The parking lot behind West Numen Labs wasn’t empty anymore. Floodlights had been thrown up in a rough square, their beams cutting white through the mist. Inside that square the air felt wrong, cold, and sweet, like copper dragged over stone.


Victor slowed his stride just enough to glance down at Elias. "Stay close," he warned, his voice low and unhurried. "This is not something easy to watch."


"I want to see it," Elias said simply, tightening his gloves. His breath left a pale thread in the night air. "If it’s him, I want to see."


Victor’s eyes flicked once, crimson catching the floodlights, but he didn’t argue. He shifted his arm from Elias’s back to his shoulder and guided him forward.

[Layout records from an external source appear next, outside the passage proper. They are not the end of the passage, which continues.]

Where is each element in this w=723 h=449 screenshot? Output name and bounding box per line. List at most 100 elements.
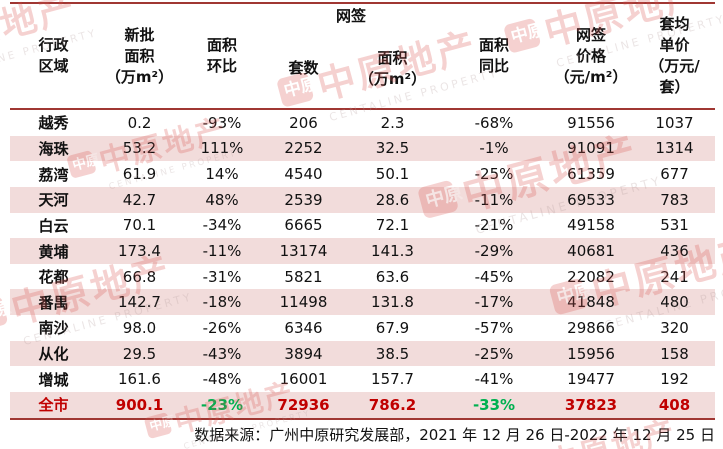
cell-deal-price: 91091: [567, 139, 615, 158]
cell-new-approved-area: 0.2: [127, 113, 152, 132]
cell-avg-price-per-unit: 320: [660, 318, 689, 337]
col-header-deal-units: 套数: [262, 29, 345, 110]
cell-new-approved-area: 42.7: [122, 190, 157, 209]
cell-deal-units: 11498: [279, 293, 328, 312]
cell-deal-units: 206: [289, 113, 318, 132]
cell-avg-price-per-unit: 677: [660, 165, 689, 184]
cell-new-approved-area: 900.1: [97, 392, 182, 420]
cell-deal-units: 2539: [284, 190, 323, 209]
cell-district: 天河: [38, 191, 69, 210]
cell-new-approved-area: 173.4: [118, 242, 161, 261]
cell-new-approved-area: 142.7: [118, 293, 161, 312]
col-header-avg-price-per-unit: 套均 单价 （万元/ 套）: [634, 3, 716, 110]
table-row: 增城 161.6 -48% 16001 157.7 -41% 19477 192: [10, 366, 715, 392]
cell-district: 从化: [38, 345, 69, 364]
cell-avg-price-per-unit: 158: [660, 344, 689, 363]
cell-deal-area: 50.1: [375, 165, 410, 184]
table-row: 荔湾 61.9 14% 4540 50.1 -25% 61359 677: [10, 161, 715, 187]
cell-area-yoy: -25%: [474, 165, 514, 184]
cell-deal-price: 61359: [567, 165, 615, 184]
cell-area-mom: 48%: [205, 190, 239, 209]
cell-area-yoy: -11%: [474, 190, 514, 209]
cell-avg-price-per-unit: 1314: [655, 139, 694, 158]
cell-area-yoy: -41%: [474, 370, 514, 389]
cell-district: 海珠: [38, 139, 69, 158]
cell-area-mom: -34%: [202, 216, 242, 235]
cell-deal-area: 141.3: [371, 242, 414, 261]
table-row: 黄埔 173.4 -11% 13174 141.3 -29% 40681 436: [10, 238, 716, 264]
col-header-deal-area: 面积 （万m²）: [345, 29, 441, 110]
cell-area-mom: -31%: [202, 267, 242, 286]
data-source-note: 数据来源：广州中原研究发展部，2021 年 12 月 26 日-2022 年 1…: [194, 426, 715, 444]
cell-deal-price: 29866: [567, 318, 615, 337]
cell-area-mom: 111%: [200, 139, 244, 158]
cell-deal-area: 28.6: [375, 190, 410, 209]
cell-deal-units: 3894: [284, 344, 323, 363]
centaline-logo-icon: 中原: [0, 295, 14, 333]
cell-deal-price: 69533: [567, 190, 615, 209]
cell-area-yoy: -33%: [440, 392, 549, 420]
cell-new-approved-area: 29.5: [122, 344, 157, 363]
table-row-total: 全市 900.1 -23% 72936 786.2 -33% 37823 408: [10, 392, 716, 420]
cell-deal-area: 72.1: [375, 216, 410, 235]
cell-deal-units: 2252: [284, 139, 323, 158]
cell-area-mom: -93%: [202, 113, 242, 132]
cell-district: 花都: [38, 268, 69, 287]
cell-deal-units: 72936: [262, 392, 345, 420]
cell-area-yoy: -68%: [474, 113, 514, 132]
table-body: 越秀 0.2 -93% 206 2.3 -68% 91556 1037 海珠 53.2 111% 22…: [10, 109, 716, 420]
cell-avg-price-per-unit: 408: [634, 392, 716, 420]
cell-deal-price: 41848: [567, 293, 615, 312]
cell-deal-area: 157.7: [371, 370, 414, 389]
col-header-area-mom: 面积 环比: [182, 3, 262, 110]
cell-avg-price-per-unit: 241: [660, 267, 689, 286]
cell-district: 白云: [38, 216, 69, 235]
cell-area-yoy: -21%: [474, 216, 514, 235]
cell-deal-area: 2.3: [380, 113, 405, 132]
table-row: 白云 70.1 -34% 6665 72.1 -21% 49158 531: [10, 213, 715, 239]
cell-area-yoy: -45%: [474, 267, 514, 286]
col-header-area-yoy: 面积 同比: [440, 3, 549, 110]
cell-deal-price: 19477: [567, 370, 615, 389]
cell-deal-units: 6346: [284, 318, 323, 337]
table-row: 天河 42.7 48% 2539 28.6 -11% 69533 783: [10, 186, 716, 213]
cell-district: 黄埔: [38, 242, 69, 261]
table-row: 从化 29.5 -43% 3894 38.5 -25% 15956 158: [10, 340, 716, 367]
col-group-wangqian: 网签: [336, 7, 367, 25]
cell-deal-units: 13174: [279, 242, 328, 261]
cell-new-approved-area: 61.9: [122, 165, 157, 184]
cell-area-yoy: -25%: [474, 344, 514, 363]
cell-area-mom: -48%: [202, 370, 242, 389]
cell-district: 全市: [10, 392, 97, 420]
cell-district: 越秀: [38, 114, 69, 133]
table-row: 花都 66.8 -31% 5821 63.6 -45% 22082 241: [10, 264, 715, 290]
cell-deal-area: 63.6: [375, 267, 410, 286]
cell-deal-area: 38.5: [375, 344, 410, 363]
col-header-new-approved-area: 新批 面积 （万m²）: [97, 3, 182, 110]
cell-area-mom: -26%: [202, 318, 242, 337]
cell-new-approved-area: 53.2: [122, 139, 157, 158]
col-header-district: 行政 区域: [10, 3, 97, 110]
cell-deal-units: 5821: [284, 267, 323, 286]
table-row: 南沙 98.0 -26% 6346 67.9 -57% 29866 320: [10, 315, 715, 341]
cell-area-mom: 14%: [205, 165, 239, 184]
cell-area-yoy: -17%: [474, 293, 514, 312]
guangzhou-housing-table: 行政 区域 新批 面积 （万m²） 面积 环比 网签 面积 同比 网签 价格 （…: [10, 2, 716, 420]
cell-deal-units: 16001: [279, 370, 328, 389]
cell-deal-area: 786.2: [345, 392, 441, 420]
col-header-deal-price: 网签 价格 （元/m²）: [548, 3, 635, 110]
cell-new-approved-area: 66.8: [122, 267, 157, 286]
cell-deal-price: 37823: [548, 392, 635, 420]
cell-avg-price-per-unit: 1037: [655, 113, 694, 132]
cell-deal-units: 6665: [284, 216, 323, 235]
cell-avg-price-per-unit: 783: [660, 190, 689, 209]
cell-area-mom: -43%: [202, 344, 242, 363]
cell-area-yoy: -57%: [474, 318, 514, 337]
cell-deal-units: 4540: [284, 165, 323, 184]
cell-deal-price: 91556: [567, 113, 615, 132]
cell-new-approved-area: 98.0: [122, 318, 157, 337]
table-row: 越秀 0.2 -93% 206 2.3 -68% 91556 1037: [10, 109, 715, 136]
cell-district: 番禺: [38, 293, 69, 312]
cell-district: 南沙: [38, 319, 69, 338]
cell-area-mom: -11%: [202, 242, 242, 261]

Beyond the floodlights, Ashwin stood with three of Victor’s other operatives. Even at a distance Elias could tell they were all alphas, their stillness had the same coiled-spring feel as Ashwin’s, the same predator’s patience. Robert had a length of ether-woven chain wrapped twice around his forearms; another man was holding a blade whose edge flickered faintly red.


And in the middle of them was Matteo.


Or what had been Matteo.


The corpse moved with a jerky precision, like a puppet whose strings had been tied back together wrong. The thing wore remnants of the same uniform it had died in, but the fabric was shredded and blackened with old blood. Patches of skin hung loose where the flesh had begun to slip; the hair was streaked with an unnatural red, clumped from dried gore. Its mouth was pulled too wide, teeth bared in something into a wide uncanny grin, and its eyes were open, bright with an ether that had no right to be there.


It looked like the photograph on a nightmare’s ID badge: part man, part ruin, part grin.


Elias stopped just outside the ring of light. He didn’t move forward and didn’t retreat. His gloved hands stayed loose at his sides.


Victor felt him go still and assumed fear. "You don’t have to..." he began, his palm a steady weight at the back of Elias’s neck.


But Elias didn’t look away. His gaze stayed locked on the moving corpse, not with horror but with the cool, measuring steadiness of someone who’d seen a variation of this before. The tremor of ether, the wrongness in the movement, the grin cut too deep, none of it made him flinch.


Ashwin, glancing over his shoulder, caught that expression and raised an eyebrow. Robert muttered under his breath, adjusting the chain’s tension. Even Victor’s grip shifted as he realized the stillness wasn’t shock.


Elias drew in a slow breath, the cold burning his lungs, and said quietly, "I’ve seen this before."


Victor’s crimson eyes flicked between the corpse and the man in his arms. The other operatives held their ground, waiting for his signal, but the god himself was watching Elias now, trying to see what he saw.